Teresa sentía una propensión irreprimible hacia esta forma gramatical, sin que le arredrasen las dificultades morfológicas de las terminaciones menos habituadas a recibir el sufijo: agravuelos escribió una vez; mas luego que se vió obligada a copiar lo escrito juzgó demasiado insólito aquel caso y corrigió: "unas cositas que llaman agravios" sin poder prescindir del diminutivo (Camino de Perfección, LXIII). Y, sin embargo, el raro diminutivo de que se arrepintió estaba perfectamente formado. Si hoy quisiéramos sacar un diminutivo de agravio no lo hallaríamos aceptable; pero el instinto castellano viejo de Teresa lo halló. Estos sustantivos acabados en dos vocales tomaban el sufijo -uelo (latín, -olus) desde los mismos orígenes del idioma, como lo muestran abuela, del latín avia; plazuela, del latín platea, plaza, o los viejos nombres de lugar: iglesuela diminutivo de iglesia; Barruelo, de barrio. Tan ingénita y profundamente poseía Santa Teresa la morfología patrimonial del idioma. Claro es que también, según esta morfología primitiva, el diptongo acentuado de los nombres desaparece al quedar inacentuado por adición del sufijo diminutivo: estropecillos es el diminutivo teresiano de estropiezo o tropiezo, forma pura como fontecica, de fuente, que siempre es la empleada con las demás de igual tipo.

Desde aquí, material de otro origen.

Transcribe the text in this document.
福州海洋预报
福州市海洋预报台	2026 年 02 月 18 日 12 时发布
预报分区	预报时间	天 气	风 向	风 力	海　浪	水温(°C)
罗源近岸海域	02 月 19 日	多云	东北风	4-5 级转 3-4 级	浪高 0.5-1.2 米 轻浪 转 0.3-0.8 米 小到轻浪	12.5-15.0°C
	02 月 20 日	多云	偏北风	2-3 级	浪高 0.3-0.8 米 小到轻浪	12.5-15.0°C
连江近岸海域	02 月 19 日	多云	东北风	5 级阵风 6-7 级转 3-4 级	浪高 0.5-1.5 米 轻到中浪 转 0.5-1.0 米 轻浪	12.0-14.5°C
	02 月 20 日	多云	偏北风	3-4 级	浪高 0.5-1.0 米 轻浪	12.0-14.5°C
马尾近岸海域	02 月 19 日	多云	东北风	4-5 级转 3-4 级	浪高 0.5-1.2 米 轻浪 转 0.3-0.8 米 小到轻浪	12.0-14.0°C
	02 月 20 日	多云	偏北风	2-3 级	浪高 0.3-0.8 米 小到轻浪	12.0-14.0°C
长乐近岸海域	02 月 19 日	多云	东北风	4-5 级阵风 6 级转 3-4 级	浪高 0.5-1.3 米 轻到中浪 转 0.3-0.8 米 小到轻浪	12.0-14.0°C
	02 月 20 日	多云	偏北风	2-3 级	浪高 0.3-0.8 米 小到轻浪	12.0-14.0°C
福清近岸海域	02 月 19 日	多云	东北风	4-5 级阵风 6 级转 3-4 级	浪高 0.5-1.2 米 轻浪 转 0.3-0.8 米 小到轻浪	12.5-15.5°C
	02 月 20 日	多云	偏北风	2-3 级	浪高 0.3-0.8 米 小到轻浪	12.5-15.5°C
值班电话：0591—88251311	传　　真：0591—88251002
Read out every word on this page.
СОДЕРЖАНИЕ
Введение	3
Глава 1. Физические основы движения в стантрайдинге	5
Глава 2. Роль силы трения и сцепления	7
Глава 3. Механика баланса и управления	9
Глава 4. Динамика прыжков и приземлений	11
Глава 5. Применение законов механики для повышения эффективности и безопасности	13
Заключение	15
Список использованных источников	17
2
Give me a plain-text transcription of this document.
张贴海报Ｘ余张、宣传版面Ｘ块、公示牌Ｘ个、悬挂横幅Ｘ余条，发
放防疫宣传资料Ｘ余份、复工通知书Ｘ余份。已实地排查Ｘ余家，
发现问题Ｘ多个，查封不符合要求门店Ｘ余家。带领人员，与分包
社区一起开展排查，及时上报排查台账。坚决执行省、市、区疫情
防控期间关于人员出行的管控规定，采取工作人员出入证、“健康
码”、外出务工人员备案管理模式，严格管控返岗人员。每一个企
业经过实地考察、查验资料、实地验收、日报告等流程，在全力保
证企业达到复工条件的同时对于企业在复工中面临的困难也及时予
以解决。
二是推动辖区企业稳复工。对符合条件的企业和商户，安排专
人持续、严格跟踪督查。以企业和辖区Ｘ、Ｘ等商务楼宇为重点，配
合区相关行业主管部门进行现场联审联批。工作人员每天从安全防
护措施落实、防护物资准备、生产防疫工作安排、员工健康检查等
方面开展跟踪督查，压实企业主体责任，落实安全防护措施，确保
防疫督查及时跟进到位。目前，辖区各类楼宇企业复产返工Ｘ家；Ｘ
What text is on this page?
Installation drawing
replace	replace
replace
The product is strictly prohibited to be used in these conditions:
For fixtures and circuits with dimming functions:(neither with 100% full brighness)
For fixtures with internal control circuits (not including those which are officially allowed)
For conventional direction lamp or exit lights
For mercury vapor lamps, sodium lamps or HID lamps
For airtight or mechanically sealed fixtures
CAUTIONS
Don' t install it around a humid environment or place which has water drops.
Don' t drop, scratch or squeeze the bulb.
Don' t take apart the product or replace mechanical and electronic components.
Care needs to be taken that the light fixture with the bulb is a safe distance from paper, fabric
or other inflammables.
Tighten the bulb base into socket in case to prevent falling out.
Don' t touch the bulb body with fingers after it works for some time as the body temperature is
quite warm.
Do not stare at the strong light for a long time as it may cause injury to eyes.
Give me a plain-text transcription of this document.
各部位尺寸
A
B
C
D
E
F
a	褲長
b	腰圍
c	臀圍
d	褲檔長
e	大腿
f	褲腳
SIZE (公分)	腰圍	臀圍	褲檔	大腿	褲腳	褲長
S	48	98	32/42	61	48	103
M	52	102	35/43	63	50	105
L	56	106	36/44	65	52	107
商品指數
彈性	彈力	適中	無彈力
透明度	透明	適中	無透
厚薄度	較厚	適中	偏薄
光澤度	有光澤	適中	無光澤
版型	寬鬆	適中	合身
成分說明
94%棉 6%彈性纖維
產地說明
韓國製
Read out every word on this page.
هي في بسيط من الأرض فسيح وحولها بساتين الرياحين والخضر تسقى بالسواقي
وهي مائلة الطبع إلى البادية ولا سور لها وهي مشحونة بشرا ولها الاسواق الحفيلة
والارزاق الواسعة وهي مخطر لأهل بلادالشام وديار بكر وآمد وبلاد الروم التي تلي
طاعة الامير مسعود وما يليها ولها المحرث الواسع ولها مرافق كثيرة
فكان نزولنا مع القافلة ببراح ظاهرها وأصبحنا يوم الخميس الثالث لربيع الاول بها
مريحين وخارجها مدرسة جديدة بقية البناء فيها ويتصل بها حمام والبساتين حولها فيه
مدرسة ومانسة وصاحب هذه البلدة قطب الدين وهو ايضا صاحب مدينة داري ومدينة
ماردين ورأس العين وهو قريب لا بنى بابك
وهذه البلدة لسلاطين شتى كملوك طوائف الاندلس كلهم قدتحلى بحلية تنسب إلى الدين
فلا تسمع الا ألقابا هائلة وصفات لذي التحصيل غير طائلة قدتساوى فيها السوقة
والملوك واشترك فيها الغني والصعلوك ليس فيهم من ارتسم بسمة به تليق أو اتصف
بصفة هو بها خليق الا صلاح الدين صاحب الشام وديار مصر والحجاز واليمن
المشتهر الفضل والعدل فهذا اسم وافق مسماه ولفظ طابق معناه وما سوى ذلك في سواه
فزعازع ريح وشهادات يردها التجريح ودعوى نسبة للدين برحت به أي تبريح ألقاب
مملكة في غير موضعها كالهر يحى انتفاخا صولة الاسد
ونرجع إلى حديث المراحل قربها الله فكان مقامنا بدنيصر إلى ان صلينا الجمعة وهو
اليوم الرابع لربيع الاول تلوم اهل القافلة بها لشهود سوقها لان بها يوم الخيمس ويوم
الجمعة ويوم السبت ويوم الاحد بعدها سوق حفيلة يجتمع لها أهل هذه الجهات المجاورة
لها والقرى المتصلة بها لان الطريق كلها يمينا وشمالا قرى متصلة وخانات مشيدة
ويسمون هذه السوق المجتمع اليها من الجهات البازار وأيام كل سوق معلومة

Sin el hábil uso de los diminutivos no lograría el lenguaje de Santa Teresa muy matizadas delicadezas; nos retendría en un dejo de insatisfacción, como el que experimentamos al eliminar el sufijo en aquella frase suya: "queda el alma con un degustillo, como quien va a saltar y le asen por detrás". Sobre el idioma literario, que Herrera reglamenteba sólo para la solemnidad, esparce Santa Teresa una sutil gracia, dignificando la proscrita forma de gran expresividad.

Extractos de R. Menéndez Pidal, "El estilo de Santa Teresa", en La lengua de Cristóbal Colón (Espasa Calpe, Austral 1942) págs. 123-4 y 126-7.

Sobre los diminutivos de la segunda cita, véase F. González Ollé, "Formación superlativa y diminutiva de los nombres terminados en /ia/, /io/, /ie/ y fonología generativa de sus derivados mediante sufijos que comienzan por /i/", en Estudios ofrecidos a Emilio Alarcos Llorach. III, Oviedo 1978.